I read a review of the Oscars this morning by Robert Hill in the Pittsburgh Post-Gazette where he referred to Moonlight as a film about “the life trajectory of a violent, drug-dealing homosexual black thug, whose mother is a whore and a crackhead.”
I was irritated by the review because, amidst his musings about why a “positive film about Black folks” couldn’t win the Oscars, he had managed to flatten the most beautiful film I had ever seen to a story about a bunch of statistics and, in his mind, perjoratives.
It was a song, a poem, a meditation on how violence and intimacy can be connected, how tenderness can be a salvation, how vulnerability can be devastating, but ultimately how we all need soft spaces in out lives to be who we are. It was a symphonic queer film that reflected the silent places in me, a queer Black woman, and said “yes.

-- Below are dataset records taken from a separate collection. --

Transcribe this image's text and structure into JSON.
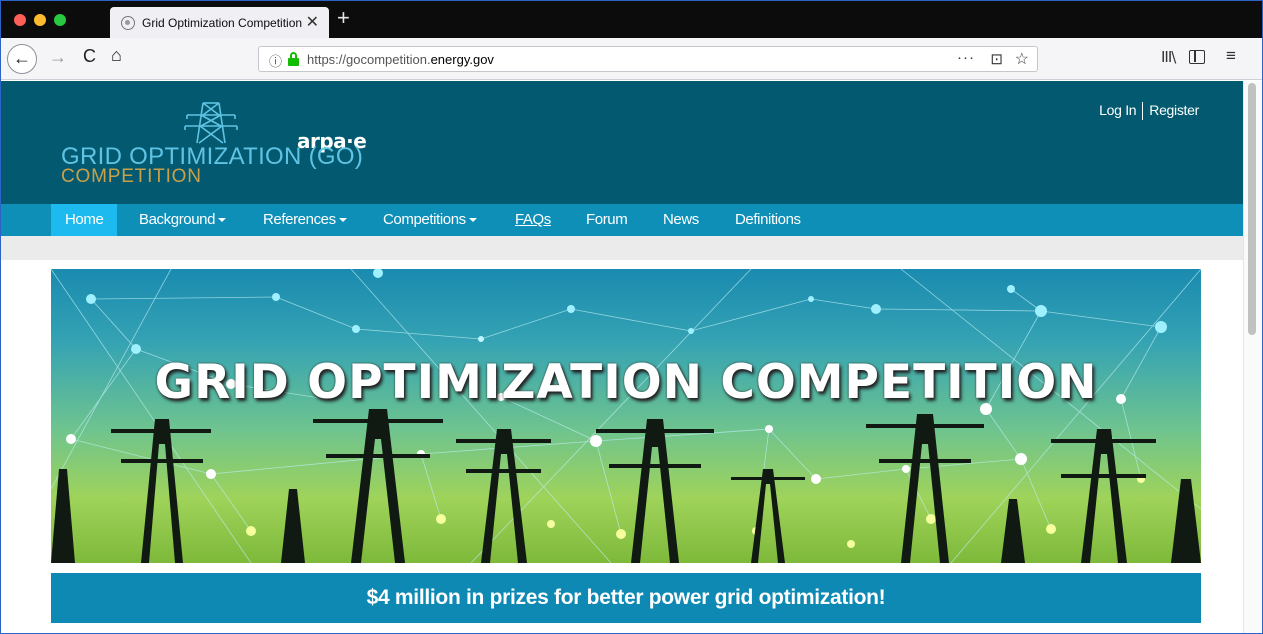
{
  "browser": {
    "tab_title": "Grid Optimization Competition",
    "tab_close": "✕",
    "new_tab": "+",
    "url_prefix": "https://gocompetition.",
    "url_domain": "energy.gov",
    "info_icon": "ⓘ",
    "more": "···",
    "pocket": "⊡",
    "star": "☆",
    "back": "←",
    "forward": "→",
    "reload": "C",
    "home": "⌂",
    "library": "III\\",
    "menu": "≡"
  },
  "header": {
    "logo_arpa": "arpa·e",
    "logo_line1": "GRID OPTIMIZATION (GO)",
    "logo_line2": "COMPETITION",
    "login": "Log In",
    "register": "Register"
  },
  "nav": [
    {
      "label": "Home",
      "dropdown": false
    },
    {
      "label": "Background",
      "dropdown": true
    },
    {
      "label": "References",
      "dropdown": true
    },
    {
      "label": "Competitions",
      "dropdown": true
    },
    {
      "label": "FAQs",
      "dropdown": false
    },
    {
      "label": "Forum",
      "dropdown": false
    },
    {
      "label": "News",
      "dropdown": false
    },
    {
      "label": "Definitions",
      "dropdown": false
    }
  ],
  "hero": {
    "title": "GRID OPTIMIZATION COMPETITION"
  },
  "prize": {
    "text": "$4 million in prizes for better power grid optimization!"
  },
  "colors": {
    "header_bg": "#035a70",
    "nav_bg": "#0e8fb8",
    "nav_active": "#1dbaef",
    "prize_bg": "#0e89b3",
    "logo_blue": "#5fc3e4",
    "logo_gold": "#c9a04a"
  },
  "icons": {
    "back": "back-arrow-icon",
    "forward": "forward-arrow-icon",
    "reload": "reload-icon",
    "home": "home-icon",
    "lock": "lock-icon",
    "info": "info-icon",
    "more": "more-icon",
    "pocket": "pocket-icon",
    "star": "bookmark-star-icon",
    "library": "library-icon",
    "sidebar": "sidebar-icon",
    "menu": "hamburger-menu-icon",
    "tower": "power-tower-icon"
  }
}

I know,” even as the film centered on the journey of a queer Black boy into adulthood. I left the theatre humbled.
Some folks won’t see it, convinced that they already know everything they need to know about it because they are convinced that there is nothing to understand about those of us who have been shaped by poverty and violence, nothing beautiful can come from us queer beings, nothing holy can be born from stories about our lives because outside of the statistics and the inner-city charities that some give to once a year, we don’t exist. We don’t have lives, we do not dream, we are a shame and a sin.

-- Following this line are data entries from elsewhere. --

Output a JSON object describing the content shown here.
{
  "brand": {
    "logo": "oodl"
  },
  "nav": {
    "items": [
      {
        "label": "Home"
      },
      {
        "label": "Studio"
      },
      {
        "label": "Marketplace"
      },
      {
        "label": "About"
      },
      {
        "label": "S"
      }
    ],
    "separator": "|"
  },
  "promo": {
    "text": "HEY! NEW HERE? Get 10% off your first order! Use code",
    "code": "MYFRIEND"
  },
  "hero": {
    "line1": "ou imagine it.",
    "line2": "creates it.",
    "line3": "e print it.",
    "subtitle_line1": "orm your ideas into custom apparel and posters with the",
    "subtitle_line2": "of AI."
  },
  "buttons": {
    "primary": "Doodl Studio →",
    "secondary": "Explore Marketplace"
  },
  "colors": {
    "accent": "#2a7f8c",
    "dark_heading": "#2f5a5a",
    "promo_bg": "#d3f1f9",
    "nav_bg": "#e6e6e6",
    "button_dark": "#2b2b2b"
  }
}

They would be wrong and that is the tragedy. The violence in the idea that we do not exist except for the definitions etched in the minds of those who would never know us or see us is a double edged sword. It cuts us and it cuts them. It means up until now I haven’t seen a story that has been able to carry the weight of being Black and queer and poor and impacted by violence. I haven’t seen a story that is tender with the woundings of being unloved and untouched in many ways. Because in so many minds that story does not exist, cannot exist.
I had a small piece in the City Paper not too long ago, about how I lost my virginity to a fuckboy, and how my first love wasn’t somebody that I slept with but somebody that offered me some small tenderness in my life, who was later killed violently. I was petrified to put this story into writing because, wouldn’t it just be stereotyping myself? Wouldn’t I just be another hood girl that grew up in the 90s, traumatized and destined to be a tragedy?

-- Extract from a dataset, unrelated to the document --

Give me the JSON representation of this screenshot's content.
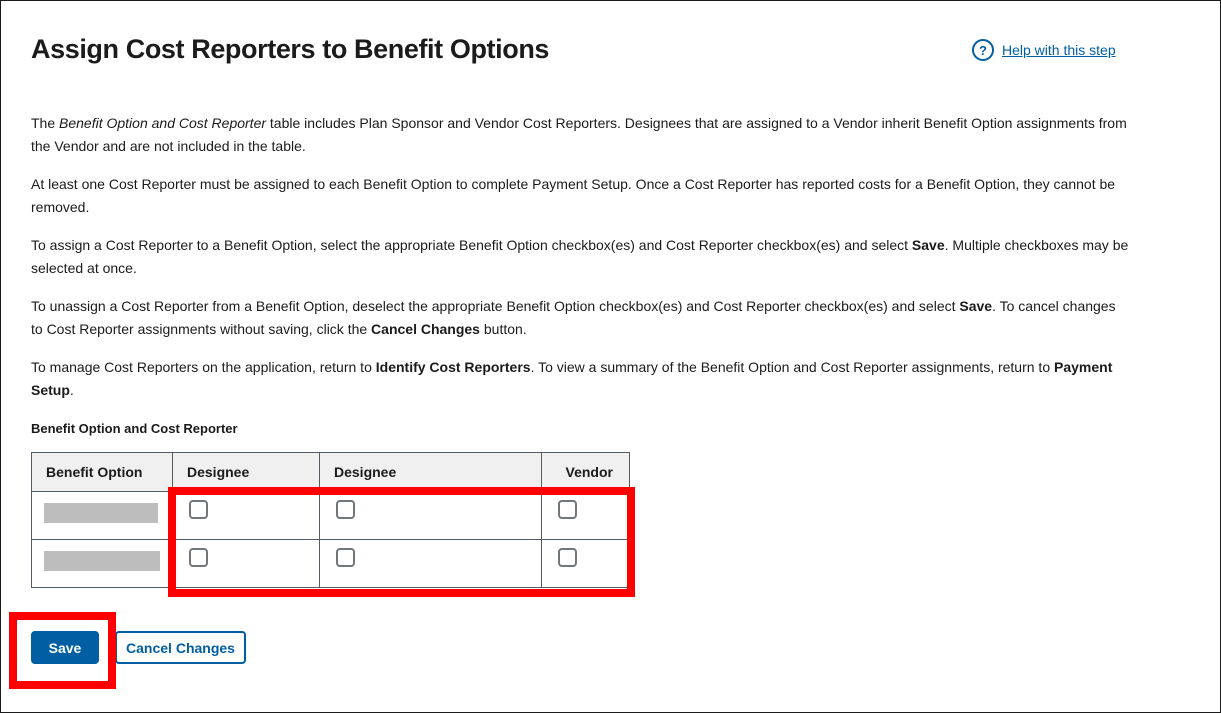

Well yes, there would be stereotyping. But I refuse to believe that violence and poverty and trauma make you less human. I refuse to believe that the only stories worth telling are the respectable ones. I refuse to believe that if somebody believes that I do not exist outside of the narrative that they have created for me that that means it is true.
I agree that we need more positive representations of ourselves. But I do not agree with those that say those representactions don’t ever come hood, or ratchet, or queer or femme, or carrying some secret pain that informs the way they move in the world. Because those representations would just be a flattening of us, a rejection of our humanity, and a caricature of who we be that just does not exist.